Astronomers say they've discovered the farthest galaxy ever observed, so distant that we're seeing it as it existed when the universe was just 5 percent of its current age.
The galaxy cataloged as EGS-zs8-1, one of the most massive and brightest objects in the early universe, is giving astronomers a glimpse 13 billion years into the universe's past.
Age and distance become inextricably linked when we observe the universe, astronomers point out; light from far-off galaxies takes billions of years to reach the Earth, so what we see is what a galaxy looked like all those billions of years ago in the past.
The newly discovered galaxy is surprisingly massive and forming stars very rapidly, about 80 times faster than our galaxy does today, the researchers say.
"It has already grown more than 15 percent of the mass of our own Milky Way today," says study lead author Pascal Oesch from Yale University. "But it had only 670 million years to do so. The universe was still very young then."
An international team of astronomers led by Yale and the University of California, Santa Cruz, was able to determine the distance to the far-off galaxy using the 10-meter telescope at the W.M. Keck Observatory in Hawaii.
It had first been detected by NASA's Hubble and Spitzer space telescopes.
"One of the most dramatic discoveries from Hubble and Spitzer in recent years is the unexpected number of these very bright galaxies at early times close to when the first galaxies formed," says study co-author Garth Illingworth, a UC Santa Cruz professor of astrophysics and astronomy.
"We still don't fully understand what they are and how they relate to the very numerous fainter galaxies."
Few galaxies from the very early universe have had their distances accurately measured, which makes the discovery of EGS-zs8-1 important, the astronomers say.
"Every confirmation adds another piece to the puzzle of how the first generations of galaxies formed in the early universe," says co-author Pieter van Dokkum at Yale. "Only the largest telescopes are powerful enough to reach to these large distances."
With new discoveries come new mysteries, the researchers say. The discovery of EGS-zs8-1 confirms that massive galaxies were already forming early in the age of the universe, but the Hubble, Spitzer and Keck observations also show such early galaxies possessed different physical properties compared with what we see in the universe today.

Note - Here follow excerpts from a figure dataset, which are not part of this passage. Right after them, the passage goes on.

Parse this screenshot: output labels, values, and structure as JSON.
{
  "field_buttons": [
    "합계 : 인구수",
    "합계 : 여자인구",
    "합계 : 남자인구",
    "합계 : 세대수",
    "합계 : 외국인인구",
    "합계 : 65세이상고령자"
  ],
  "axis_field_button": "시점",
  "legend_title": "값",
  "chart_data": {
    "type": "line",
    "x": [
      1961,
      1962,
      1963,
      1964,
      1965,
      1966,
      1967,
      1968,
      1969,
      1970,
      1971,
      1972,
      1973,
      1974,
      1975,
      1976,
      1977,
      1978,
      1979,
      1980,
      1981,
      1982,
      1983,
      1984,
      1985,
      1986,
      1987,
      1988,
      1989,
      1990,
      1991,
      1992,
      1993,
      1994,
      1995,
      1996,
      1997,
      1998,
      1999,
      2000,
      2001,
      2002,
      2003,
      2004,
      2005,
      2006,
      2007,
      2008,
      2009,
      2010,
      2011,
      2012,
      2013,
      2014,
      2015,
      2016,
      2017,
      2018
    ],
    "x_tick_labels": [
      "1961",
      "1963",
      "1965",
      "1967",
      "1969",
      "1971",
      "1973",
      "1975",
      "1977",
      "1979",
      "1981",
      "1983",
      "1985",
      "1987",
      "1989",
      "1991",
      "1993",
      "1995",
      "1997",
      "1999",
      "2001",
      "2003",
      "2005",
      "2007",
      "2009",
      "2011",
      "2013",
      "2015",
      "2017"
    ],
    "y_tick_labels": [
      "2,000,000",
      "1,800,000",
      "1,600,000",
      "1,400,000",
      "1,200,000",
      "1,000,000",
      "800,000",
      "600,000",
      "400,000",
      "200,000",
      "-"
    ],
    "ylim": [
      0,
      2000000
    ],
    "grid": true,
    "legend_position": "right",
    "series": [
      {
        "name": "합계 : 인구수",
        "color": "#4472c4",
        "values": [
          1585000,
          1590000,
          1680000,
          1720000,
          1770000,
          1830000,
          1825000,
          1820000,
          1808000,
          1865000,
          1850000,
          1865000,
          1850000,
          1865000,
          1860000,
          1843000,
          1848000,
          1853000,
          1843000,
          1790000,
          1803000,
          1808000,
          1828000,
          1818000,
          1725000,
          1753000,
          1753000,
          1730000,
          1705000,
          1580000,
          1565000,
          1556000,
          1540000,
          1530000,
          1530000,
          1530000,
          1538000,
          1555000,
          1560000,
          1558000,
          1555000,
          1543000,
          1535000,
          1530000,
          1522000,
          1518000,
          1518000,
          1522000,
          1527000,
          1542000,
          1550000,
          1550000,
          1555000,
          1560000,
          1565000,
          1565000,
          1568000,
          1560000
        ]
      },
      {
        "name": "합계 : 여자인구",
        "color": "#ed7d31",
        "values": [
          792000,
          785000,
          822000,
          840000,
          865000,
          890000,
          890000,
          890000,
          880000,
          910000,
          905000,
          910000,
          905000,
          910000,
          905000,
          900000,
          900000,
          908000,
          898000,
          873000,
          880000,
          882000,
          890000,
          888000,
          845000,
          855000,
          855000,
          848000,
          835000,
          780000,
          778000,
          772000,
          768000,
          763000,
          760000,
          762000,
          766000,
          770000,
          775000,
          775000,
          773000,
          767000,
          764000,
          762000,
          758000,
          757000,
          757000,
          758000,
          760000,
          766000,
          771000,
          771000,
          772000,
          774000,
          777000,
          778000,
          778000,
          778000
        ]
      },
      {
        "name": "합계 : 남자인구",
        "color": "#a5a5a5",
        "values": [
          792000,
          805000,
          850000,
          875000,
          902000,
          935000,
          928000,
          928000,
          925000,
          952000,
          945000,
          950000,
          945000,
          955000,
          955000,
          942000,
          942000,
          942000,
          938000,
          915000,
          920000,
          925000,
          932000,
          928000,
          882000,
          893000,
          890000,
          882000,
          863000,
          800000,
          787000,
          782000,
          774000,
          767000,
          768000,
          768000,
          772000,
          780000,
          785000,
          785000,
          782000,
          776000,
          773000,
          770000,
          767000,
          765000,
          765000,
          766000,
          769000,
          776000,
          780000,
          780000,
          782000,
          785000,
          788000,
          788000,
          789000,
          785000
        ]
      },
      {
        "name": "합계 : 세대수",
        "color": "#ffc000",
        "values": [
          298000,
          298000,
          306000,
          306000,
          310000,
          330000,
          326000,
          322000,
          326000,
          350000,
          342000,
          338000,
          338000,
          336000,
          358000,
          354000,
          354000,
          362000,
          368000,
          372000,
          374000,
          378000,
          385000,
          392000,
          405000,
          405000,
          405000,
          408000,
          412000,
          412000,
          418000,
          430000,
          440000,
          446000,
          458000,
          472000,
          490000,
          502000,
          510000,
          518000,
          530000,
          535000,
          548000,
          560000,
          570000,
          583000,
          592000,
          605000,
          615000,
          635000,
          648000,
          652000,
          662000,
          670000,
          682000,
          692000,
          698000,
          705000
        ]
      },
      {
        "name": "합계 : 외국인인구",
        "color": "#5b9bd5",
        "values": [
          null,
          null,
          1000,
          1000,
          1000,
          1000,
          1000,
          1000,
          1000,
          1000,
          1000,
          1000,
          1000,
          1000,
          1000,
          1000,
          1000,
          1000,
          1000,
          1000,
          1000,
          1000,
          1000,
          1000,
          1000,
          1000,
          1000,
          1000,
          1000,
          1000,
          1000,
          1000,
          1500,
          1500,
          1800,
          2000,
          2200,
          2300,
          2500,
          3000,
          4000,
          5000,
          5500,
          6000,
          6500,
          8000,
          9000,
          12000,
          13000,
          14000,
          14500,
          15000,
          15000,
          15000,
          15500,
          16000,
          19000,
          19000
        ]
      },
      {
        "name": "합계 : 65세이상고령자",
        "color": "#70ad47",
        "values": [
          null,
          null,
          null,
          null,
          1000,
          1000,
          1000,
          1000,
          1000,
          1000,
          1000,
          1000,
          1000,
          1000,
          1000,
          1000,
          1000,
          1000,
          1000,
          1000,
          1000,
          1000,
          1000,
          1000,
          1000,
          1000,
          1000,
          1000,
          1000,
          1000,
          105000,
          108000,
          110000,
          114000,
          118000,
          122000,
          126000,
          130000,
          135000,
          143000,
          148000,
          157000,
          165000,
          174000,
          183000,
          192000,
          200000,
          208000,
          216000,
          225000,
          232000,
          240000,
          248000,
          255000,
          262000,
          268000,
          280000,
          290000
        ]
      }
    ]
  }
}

That may be the result of a rapid formation of massive young stars interacting with the elemental gas in those earliest galaxies at a time when the universe was undergoing an important change, as hydrogen between galaxies was transitioning from a neutral state to an ionized, or charged, state.
"It appears that the young stars in the early galaxies like EGS-zs8-1 were the main drivers for this transition, called reionization," says astronomer Rychard Bouwens of the Leiden Observatory.